Regarding potential issues with our data, we confirmed independence of observations by checking the data report. We checked our cell sizes, and in this case, we did not have to drop or combine any cells. Our Levene’s test was non-significant (p = 0.428) and our dependent variable came back normally distributed (skew and kurtosis between -2 & +2).

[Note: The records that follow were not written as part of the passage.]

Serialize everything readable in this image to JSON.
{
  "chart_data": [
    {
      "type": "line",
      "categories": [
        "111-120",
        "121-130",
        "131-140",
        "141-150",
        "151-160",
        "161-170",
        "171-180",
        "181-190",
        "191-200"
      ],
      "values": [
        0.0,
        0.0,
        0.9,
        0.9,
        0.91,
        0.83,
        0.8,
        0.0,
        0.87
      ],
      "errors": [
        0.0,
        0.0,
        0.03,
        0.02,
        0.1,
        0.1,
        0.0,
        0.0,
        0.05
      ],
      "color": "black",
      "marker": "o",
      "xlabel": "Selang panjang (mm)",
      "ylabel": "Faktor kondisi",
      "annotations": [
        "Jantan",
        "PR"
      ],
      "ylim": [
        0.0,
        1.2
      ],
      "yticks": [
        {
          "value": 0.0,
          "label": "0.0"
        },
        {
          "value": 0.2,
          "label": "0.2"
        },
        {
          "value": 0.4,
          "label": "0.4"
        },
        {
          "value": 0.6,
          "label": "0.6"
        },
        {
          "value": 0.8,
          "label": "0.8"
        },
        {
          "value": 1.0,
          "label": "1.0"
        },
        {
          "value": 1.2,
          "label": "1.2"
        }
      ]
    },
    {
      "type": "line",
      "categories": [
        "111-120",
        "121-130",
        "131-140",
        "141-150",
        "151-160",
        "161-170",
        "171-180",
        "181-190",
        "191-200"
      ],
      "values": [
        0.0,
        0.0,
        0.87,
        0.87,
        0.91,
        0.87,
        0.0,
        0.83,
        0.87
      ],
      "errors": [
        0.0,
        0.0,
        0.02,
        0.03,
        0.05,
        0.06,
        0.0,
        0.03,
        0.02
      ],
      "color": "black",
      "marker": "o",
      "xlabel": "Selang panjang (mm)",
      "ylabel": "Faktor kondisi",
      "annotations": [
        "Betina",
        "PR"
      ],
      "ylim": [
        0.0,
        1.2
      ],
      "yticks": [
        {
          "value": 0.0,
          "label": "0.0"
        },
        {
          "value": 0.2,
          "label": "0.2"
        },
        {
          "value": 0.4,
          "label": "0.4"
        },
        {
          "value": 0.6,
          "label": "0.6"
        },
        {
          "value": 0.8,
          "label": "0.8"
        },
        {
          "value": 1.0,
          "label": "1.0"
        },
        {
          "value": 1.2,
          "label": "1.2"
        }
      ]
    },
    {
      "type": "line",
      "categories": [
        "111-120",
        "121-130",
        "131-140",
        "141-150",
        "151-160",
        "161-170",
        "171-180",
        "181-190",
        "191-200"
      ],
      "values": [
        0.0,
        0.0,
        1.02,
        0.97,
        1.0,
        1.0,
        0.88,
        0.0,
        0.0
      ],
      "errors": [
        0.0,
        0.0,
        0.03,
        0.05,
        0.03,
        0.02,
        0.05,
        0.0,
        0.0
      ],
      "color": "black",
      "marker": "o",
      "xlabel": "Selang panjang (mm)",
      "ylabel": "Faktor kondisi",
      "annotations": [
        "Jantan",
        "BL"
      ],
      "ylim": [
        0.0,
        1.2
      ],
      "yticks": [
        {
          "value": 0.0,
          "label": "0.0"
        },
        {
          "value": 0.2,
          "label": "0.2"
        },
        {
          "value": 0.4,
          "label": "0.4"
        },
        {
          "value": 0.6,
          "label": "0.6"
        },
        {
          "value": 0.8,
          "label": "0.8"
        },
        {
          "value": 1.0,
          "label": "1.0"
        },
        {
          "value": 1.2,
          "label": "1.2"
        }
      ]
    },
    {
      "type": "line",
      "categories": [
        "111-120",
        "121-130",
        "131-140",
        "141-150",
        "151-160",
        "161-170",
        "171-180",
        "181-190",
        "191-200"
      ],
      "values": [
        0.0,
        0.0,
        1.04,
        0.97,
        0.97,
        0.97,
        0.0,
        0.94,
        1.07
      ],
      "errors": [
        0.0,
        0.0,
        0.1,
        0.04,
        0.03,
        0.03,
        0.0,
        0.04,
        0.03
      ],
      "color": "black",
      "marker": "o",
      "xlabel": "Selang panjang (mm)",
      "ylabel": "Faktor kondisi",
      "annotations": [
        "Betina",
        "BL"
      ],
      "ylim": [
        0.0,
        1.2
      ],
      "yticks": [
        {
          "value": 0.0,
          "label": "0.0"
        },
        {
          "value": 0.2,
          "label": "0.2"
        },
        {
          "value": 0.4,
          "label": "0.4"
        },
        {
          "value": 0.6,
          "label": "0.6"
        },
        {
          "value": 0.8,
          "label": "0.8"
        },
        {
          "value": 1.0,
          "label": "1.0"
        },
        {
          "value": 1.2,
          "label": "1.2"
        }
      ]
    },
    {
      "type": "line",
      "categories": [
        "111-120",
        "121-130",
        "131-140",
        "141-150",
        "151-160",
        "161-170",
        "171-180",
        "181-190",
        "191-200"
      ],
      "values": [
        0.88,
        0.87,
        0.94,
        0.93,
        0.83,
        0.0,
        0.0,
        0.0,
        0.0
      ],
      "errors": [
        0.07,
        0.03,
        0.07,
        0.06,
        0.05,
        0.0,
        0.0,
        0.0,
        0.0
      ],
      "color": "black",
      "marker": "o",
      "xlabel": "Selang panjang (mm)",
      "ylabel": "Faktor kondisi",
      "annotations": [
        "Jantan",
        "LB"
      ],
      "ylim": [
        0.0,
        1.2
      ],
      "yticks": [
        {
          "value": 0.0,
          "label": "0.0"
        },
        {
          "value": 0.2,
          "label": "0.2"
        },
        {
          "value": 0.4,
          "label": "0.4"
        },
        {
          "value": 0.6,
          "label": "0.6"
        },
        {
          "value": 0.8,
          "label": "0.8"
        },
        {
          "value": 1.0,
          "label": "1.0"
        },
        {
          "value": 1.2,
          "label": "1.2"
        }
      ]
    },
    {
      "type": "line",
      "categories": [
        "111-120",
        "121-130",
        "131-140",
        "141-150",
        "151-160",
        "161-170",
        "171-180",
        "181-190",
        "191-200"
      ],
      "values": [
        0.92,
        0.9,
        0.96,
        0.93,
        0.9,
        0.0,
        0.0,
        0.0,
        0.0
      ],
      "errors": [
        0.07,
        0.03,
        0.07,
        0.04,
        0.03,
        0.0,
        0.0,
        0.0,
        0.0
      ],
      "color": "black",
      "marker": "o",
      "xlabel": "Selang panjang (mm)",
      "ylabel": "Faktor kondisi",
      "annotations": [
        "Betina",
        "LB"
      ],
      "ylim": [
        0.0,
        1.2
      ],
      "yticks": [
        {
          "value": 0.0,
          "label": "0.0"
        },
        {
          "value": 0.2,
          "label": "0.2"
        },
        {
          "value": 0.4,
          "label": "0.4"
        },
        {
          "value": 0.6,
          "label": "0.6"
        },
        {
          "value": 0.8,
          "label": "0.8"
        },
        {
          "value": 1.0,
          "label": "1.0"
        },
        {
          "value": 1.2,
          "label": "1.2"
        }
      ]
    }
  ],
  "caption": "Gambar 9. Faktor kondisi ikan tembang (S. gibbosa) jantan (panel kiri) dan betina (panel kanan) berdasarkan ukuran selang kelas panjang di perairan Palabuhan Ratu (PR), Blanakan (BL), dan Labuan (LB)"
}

Our ANOVA test indicated significant differences, F(2, 2160) = 4.49, p = .011. Our effect size was small, np2 = .004 (Cohen 1988). However, our post-hoc results indicated no significant differences between any of the groups (See Figure 1).
References
Cohen J. (1988). Statistical Power Analysis for the Behavioral Sciences. New York, NY: Routledge Academic.